The result of these conflicts is not a new generation of creationists, but a generation of students who don’t understand evolution. This is a bad state of affairs, and not simply because the theory of evolution stands as one of the greatest scientific accomplishments of the past 200 years. Many careers that students might want to pursue actually depend on a solid understanding of evolution.

To search for oil and minerals, for example, you have to understand the history of life on Earth. For 4 billion years, species have evolved, given rise to new species, and become extinct. Their fossils can act as markers for rocks that were formed while they were alive. If geologists find some distinctive fossil plankton in a formation of rock that’s rich in oil, they know they may find oil somewhere else if they can find that same plankton again.

Evolution is even more important to biotechnology, because when researchers tinker with life itself, they have to deal with the fact that it evolves. The resistance that bacteria have to many antibiotics didn’t just happen: it unfolded according to the principles of natural selection, as the bacteria with the best genes for fighting the drugs prospered. Without understanding evolution, a researcher has little hope of figuring out how to create new drugs and determine how they should be administered.

The same goes for vaccines. As microbes evolve, they become isolated into genetically distinct populations, which create new branches on the evolutionary tree.
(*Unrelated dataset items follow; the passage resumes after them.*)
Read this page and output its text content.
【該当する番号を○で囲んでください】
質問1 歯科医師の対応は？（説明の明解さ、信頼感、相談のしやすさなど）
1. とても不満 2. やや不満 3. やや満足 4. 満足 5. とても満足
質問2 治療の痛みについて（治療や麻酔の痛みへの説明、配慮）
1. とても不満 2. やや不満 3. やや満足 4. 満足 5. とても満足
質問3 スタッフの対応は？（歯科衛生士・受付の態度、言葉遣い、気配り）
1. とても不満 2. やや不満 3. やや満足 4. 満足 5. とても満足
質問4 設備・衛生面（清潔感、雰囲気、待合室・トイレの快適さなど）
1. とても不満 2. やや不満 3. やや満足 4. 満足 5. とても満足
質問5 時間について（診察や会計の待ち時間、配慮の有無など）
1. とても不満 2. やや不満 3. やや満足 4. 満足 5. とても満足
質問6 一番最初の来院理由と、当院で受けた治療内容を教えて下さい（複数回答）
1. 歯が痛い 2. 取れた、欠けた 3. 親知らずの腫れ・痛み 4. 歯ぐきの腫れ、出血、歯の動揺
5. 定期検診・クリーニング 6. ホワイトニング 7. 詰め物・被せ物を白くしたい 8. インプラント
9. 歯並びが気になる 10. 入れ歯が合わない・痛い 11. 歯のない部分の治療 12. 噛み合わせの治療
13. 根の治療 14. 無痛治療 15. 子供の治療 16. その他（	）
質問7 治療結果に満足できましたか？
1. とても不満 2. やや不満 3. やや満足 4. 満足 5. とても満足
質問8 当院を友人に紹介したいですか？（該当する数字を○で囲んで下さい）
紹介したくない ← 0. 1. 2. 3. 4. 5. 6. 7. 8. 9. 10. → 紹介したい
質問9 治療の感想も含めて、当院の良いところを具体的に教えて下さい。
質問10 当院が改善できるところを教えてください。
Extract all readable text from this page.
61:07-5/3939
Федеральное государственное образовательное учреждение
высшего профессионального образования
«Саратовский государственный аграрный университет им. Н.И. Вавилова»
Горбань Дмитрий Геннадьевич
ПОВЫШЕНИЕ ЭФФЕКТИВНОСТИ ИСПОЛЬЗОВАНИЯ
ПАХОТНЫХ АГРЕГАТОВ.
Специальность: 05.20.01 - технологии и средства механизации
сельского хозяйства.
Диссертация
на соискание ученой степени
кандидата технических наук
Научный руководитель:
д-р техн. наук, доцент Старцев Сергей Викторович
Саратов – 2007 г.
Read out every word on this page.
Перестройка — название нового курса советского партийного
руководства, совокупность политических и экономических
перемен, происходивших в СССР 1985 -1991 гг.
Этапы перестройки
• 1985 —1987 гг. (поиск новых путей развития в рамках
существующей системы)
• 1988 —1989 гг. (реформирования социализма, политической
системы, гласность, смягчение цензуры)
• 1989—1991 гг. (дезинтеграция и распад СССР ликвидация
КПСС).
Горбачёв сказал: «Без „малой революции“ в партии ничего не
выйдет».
A vaccine may work against one strain of a disease like AIDS, but fail against more common ones because they’re only distantly related. The evolutionary tree also tells scientists where diseases come from (in the case of AIDS, most likely chimps). That in turn can guide them to possible cures.

Evolution on its grandest scale can be just as crucial to business. Some of the biggest efforts in biotechnology these days are going into genome sequencing–decoding the complete sequence of our genetic code, as well as that of other life‑forms such as bacteria, protozoa, insects, and worms. The money’s going in because big profits may come out. Scientists are studying the genes of fruit flies because humans have very similar genes. Experiments on the flies may someday lead to medical miracles such as extending the human life span. But scientists will first need to learn how that similarity evolved. Medicine, in other words, has its roots in the Cambrian explosion.

The same kinds of applications may also come from understanding how different species have fused together over time. Take malaria. This disease, which kills around 2 million people every year, defies the best efforts of modern medicine. Recently scientists have discovered that the parasite that causes malaria carries genes that come from algae. Perhaps a billion years ago, the ancestor of this parasite engulfed a species of algae. Instead of digesting it, it turned the algae into a symbiotic partner, and today some of the algae’s genes remain. This discovery may reveal a way to attack malaria. If the parasite has some algae‑like qualities, the poisons that are known to kill plants might be able to kill it as well. Without an evolutionary framework, scientists would probably never have thought to try to destroy malaria with weed killers.

Biotechnology will keep speeding ahead, and it will keep relying on evolution as its central organizing principle. And it won’t wait for people who don’t understand how life evolves because someone else decided they didn’t need to.